The Chinese currency outperformed the euro by volume of trading, but comes in second after the US dollar
Yuan lands major
The Chinese currency the yuan outperformed the euro by trading volume on the Moscow Exchange (MOEX) for the first time on record, trading data from Friday shows.
According to the data, the trading volume of the Chinese currency on Friday was 52.8 billion rubles ($908 million). The euro trading volume, meanwhile, barely exceeded 41 billion rubles ($705 million). It also was the second consecutive day when the volume of yuan trading on MOEX exceeded 50 billion rubles, while in the first half of July the yuan trading volume had averaged 30 billion rubles ($516 million) a day.
The yuan failed to overtake the US dollar, however, with Friday’s greenback trading volume reaching 124.7 billion rubles ($2.1 billion).
Analysts suggest the growth in the yuan’s trading volume on MOEX stems from banks’ devaluation actions and speculation on currency interventions, which may take the form of yuan purchases as part of Russia’s much anticipated new budget rule.
The rule has not yet been approved, but the Bank of Russia has already allowed non-resident banks from “unfriendly” countries to trade one foreign currency in exchange for another on Russian foreign exchange markets. The volume of dollar-yuan transactions on MOEX, consequently, set a new historical record on Thursday, reaching 38.4 billion rubles.

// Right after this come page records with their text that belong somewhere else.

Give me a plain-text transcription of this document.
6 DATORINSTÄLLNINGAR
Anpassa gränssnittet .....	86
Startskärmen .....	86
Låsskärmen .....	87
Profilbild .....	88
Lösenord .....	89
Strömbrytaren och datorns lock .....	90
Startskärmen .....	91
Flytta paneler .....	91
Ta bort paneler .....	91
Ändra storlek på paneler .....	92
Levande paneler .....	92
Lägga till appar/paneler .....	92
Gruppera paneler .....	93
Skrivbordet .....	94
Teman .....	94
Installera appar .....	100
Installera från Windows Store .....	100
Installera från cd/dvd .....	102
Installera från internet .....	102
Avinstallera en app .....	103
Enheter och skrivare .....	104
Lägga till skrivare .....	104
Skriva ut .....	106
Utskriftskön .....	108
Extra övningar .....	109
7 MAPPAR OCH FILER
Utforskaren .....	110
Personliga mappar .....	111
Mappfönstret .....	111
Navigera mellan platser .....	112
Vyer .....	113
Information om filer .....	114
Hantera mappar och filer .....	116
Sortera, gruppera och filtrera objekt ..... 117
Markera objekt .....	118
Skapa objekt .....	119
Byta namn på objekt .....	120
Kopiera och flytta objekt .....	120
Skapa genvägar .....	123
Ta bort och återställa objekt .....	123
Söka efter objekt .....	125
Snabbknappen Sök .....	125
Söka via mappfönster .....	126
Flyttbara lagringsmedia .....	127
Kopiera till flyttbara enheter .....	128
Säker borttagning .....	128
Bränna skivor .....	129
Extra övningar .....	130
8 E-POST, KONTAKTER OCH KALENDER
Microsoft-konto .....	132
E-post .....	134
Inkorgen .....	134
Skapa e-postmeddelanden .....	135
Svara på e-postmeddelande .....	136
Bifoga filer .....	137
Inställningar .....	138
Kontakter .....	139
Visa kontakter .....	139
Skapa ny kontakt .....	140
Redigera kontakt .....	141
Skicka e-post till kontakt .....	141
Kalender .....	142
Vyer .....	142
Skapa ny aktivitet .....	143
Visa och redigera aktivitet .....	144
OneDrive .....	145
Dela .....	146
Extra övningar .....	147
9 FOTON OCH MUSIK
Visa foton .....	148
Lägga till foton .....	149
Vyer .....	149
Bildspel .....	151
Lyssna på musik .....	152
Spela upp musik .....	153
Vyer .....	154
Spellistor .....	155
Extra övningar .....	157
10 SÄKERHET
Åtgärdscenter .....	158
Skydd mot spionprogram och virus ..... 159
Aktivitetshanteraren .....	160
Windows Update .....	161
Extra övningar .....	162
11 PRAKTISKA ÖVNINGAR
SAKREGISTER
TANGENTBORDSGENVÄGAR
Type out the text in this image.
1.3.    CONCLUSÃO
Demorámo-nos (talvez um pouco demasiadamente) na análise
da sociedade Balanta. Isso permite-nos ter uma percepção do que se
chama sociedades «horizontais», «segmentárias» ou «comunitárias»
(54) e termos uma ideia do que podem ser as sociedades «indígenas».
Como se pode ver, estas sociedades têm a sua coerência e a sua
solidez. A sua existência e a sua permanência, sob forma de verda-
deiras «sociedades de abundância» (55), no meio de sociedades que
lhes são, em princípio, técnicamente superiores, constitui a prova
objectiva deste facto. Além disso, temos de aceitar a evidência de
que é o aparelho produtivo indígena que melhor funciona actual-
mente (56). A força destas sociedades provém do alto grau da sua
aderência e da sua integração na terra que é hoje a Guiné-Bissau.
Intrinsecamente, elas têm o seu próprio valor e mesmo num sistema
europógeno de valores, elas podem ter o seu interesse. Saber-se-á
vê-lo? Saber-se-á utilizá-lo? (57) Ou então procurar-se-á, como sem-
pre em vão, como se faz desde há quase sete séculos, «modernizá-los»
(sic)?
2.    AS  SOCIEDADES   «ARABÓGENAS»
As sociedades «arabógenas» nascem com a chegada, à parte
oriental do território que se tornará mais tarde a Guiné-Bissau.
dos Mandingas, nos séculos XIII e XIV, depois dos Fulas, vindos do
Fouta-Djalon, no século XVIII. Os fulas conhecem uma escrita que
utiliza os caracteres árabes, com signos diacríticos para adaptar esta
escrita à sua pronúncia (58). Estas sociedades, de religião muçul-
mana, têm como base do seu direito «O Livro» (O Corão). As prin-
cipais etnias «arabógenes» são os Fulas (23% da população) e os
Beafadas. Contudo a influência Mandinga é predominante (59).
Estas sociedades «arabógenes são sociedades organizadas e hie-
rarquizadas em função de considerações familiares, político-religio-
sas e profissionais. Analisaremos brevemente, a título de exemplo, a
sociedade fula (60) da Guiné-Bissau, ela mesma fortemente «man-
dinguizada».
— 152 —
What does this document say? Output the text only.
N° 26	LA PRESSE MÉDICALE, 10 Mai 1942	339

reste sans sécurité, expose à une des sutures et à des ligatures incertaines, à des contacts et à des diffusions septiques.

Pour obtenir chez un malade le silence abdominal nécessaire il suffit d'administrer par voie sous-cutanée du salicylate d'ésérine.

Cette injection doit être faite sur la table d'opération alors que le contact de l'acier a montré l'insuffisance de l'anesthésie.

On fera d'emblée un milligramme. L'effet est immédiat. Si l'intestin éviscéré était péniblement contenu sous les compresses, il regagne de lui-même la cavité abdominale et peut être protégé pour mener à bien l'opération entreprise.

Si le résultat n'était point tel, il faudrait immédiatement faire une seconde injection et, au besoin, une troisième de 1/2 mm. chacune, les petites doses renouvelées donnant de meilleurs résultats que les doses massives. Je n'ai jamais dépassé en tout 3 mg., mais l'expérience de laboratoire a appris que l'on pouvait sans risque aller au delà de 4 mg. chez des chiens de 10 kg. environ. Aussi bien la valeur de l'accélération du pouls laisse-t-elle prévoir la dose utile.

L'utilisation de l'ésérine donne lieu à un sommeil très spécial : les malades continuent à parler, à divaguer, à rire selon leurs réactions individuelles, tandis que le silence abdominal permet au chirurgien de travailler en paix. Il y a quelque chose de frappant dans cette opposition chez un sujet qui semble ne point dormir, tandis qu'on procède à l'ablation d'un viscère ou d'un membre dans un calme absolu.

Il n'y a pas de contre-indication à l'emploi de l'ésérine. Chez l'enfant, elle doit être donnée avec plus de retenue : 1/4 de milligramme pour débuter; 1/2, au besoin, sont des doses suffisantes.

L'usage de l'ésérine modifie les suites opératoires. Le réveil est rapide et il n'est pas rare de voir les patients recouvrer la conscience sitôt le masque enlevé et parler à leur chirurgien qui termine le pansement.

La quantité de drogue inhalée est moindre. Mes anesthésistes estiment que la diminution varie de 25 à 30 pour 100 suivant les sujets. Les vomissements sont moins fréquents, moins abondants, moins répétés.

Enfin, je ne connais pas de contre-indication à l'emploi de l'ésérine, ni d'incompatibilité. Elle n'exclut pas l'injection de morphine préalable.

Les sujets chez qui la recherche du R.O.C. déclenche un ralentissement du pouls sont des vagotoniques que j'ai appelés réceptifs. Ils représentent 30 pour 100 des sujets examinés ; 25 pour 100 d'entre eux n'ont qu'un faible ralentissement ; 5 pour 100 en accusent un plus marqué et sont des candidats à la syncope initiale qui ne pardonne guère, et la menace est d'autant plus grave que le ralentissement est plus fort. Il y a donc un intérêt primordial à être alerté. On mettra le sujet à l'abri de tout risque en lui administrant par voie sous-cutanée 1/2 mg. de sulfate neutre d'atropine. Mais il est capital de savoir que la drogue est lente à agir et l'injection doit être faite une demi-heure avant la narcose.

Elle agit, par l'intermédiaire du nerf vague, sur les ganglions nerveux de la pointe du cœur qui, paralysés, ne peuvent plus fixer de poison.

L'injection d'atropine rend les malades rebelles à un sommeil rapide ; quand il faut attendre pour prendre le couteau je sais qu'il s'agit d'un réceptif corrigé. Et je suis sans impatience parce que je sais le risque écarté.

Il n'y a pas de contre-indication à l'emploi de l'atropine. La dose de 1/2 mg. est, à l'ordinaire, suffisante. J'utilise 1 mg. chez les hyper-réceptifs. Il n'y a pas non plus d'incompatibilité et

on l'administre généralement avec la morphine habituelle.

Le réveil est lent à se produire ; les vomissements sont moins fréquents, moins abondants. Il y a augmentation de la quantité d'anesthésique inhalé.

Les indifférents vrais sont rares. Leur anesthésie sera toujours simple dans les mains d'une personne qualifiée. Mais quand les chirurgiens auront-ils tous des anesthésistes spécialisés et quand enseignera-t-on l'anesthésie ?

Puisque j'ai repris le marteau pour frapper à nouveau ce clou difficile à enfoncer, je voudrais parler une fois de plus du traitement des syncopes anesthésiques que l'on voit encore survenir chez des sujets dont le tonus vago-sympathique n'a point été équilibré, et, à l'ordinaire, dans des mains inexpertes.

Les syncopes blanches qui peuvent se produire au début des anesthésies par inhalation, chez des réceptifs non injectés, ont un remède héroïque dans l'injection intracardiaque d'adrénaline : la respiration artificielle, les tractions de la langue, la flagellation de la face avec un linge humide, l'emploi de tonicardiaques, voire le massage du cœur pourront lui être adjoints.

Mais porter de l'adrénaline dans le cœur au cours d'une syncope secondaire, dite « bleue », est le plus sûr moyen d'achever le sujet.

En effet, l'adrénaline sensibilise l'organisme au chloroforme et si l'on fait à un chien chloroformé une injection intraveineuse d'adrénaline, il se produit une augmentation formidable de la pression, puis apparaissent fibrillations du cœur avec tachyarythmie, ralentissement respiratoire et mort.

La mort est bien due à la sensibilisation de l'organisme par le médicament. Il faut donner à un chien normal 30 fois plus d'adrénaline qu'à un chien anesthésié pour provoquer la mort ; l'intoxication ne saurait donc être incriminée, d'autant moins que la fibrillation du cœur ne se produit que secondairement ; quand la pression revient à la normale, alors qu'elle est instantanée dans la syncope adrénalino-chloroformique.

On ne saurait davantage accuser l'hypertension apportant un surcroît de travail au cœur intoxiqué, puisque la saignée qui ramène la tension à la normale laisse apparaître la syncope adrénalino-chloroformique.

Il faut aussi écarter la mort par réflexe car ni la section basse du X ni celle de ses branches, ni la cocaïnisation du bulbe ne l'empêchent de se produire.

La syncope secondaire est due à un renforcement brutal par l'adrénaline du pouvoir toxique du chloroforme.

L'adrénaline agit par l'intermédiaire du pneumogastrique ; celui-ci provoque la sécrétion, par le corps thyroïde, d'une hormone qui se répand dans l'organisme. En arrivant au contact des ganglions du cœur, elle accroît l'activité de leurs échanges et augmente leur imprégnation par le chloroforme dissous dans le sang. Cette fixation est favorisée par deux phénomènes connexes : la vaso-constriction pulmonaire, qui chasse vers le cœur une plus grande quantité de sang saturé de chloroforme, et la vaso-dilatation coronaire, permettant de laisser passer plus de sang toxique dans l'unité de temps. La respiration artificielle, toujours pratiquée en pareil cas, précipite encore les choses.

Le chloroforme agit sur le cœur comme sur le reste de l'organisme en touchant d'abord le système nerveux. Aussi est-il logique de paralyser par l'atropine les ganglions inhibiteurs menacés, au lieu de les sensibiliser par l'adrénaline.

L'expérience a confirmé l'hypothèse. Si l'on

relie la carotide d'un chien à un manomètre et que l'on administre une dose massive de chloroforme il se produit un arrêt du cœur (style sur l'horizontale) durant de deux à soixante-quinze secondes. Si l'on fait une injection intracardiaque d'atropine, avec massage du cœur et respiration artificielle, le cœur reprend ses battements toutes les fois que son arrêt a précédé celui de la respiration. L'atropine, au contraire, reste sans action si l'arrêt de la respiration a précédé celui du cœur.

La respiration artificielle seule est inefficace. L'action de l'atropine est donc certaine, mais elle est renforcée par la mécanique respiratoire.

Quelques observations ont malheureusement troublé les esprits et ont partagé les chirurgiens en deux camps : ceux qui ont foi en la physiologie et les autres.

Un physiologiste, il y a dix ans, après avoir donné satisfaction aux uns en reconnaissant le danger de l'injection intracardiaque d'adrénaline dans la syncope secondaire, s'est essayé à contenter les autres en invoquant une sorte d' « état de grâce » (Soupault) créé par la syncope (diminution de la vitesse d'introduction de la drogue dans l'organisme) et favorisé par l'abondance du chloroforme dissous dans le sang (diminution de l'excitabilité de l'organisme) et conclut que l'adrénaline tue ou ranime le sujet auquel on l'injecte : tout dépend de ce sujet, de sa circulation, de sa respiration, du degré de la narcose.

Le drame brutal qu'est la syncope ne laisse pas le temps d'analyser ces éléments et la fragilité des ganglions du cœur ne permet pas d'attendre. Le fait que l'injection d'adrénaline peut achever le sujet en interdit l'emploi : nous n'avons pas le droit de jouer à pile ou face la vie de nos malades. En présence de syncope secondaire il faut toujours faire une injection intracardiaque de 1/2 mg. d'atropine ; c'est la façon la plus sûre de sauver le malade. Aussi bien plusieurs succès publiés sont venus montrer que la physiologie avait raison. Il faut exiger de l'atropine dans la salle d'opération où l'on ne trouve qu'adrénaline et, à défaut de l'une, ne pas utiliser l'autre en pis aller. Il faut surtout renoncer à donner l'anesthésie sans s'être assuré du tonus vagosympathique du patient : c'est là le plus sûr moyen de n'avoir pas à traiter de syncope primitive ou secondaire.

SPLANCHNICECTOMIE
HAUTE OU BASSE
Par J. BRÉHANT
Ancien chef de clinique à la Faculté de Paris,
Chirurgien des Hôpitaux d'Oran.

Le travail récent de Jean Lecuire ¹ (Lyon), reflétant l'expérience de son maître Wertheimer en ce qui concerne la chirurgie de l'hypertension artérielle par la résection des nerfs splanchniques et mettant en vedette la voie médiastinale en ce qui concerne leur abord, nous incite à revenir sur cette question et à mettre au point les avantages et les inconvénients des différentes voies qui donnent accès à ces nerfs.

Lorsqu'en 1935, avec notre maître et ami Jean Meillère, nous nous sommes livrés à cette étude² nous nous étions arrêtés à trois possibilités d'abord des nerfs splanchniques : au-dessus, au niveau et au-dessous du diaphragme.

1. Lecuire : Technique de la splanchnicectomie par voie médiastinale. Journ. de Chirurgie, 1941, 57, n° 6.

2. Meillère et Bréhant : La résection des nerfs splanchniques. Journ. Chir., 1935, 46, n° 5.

However, Western anti-Russian sanctions also contribute to the yuan’s appeal, analysts say. Due to sanctions, bank clients are seen gradually switching from currencies of “unfriendly” countries, primarily the US dollar and the euro. Nikita Silkin, head of the online broker BCS Global Markets, told newspaper Kommersant that the trend is obvious, both among individuals and legal entities, with importers forced to switch to conducting transactions in currencies that are not influenced by sanctions. Another expert, Viktor Tunev, chief analyst of Ingosstrakh-Investment Management Company, told the news outlet that the interest of Russian residents in the yuan is natural, as buying dollars or euros is currently both risky and costly.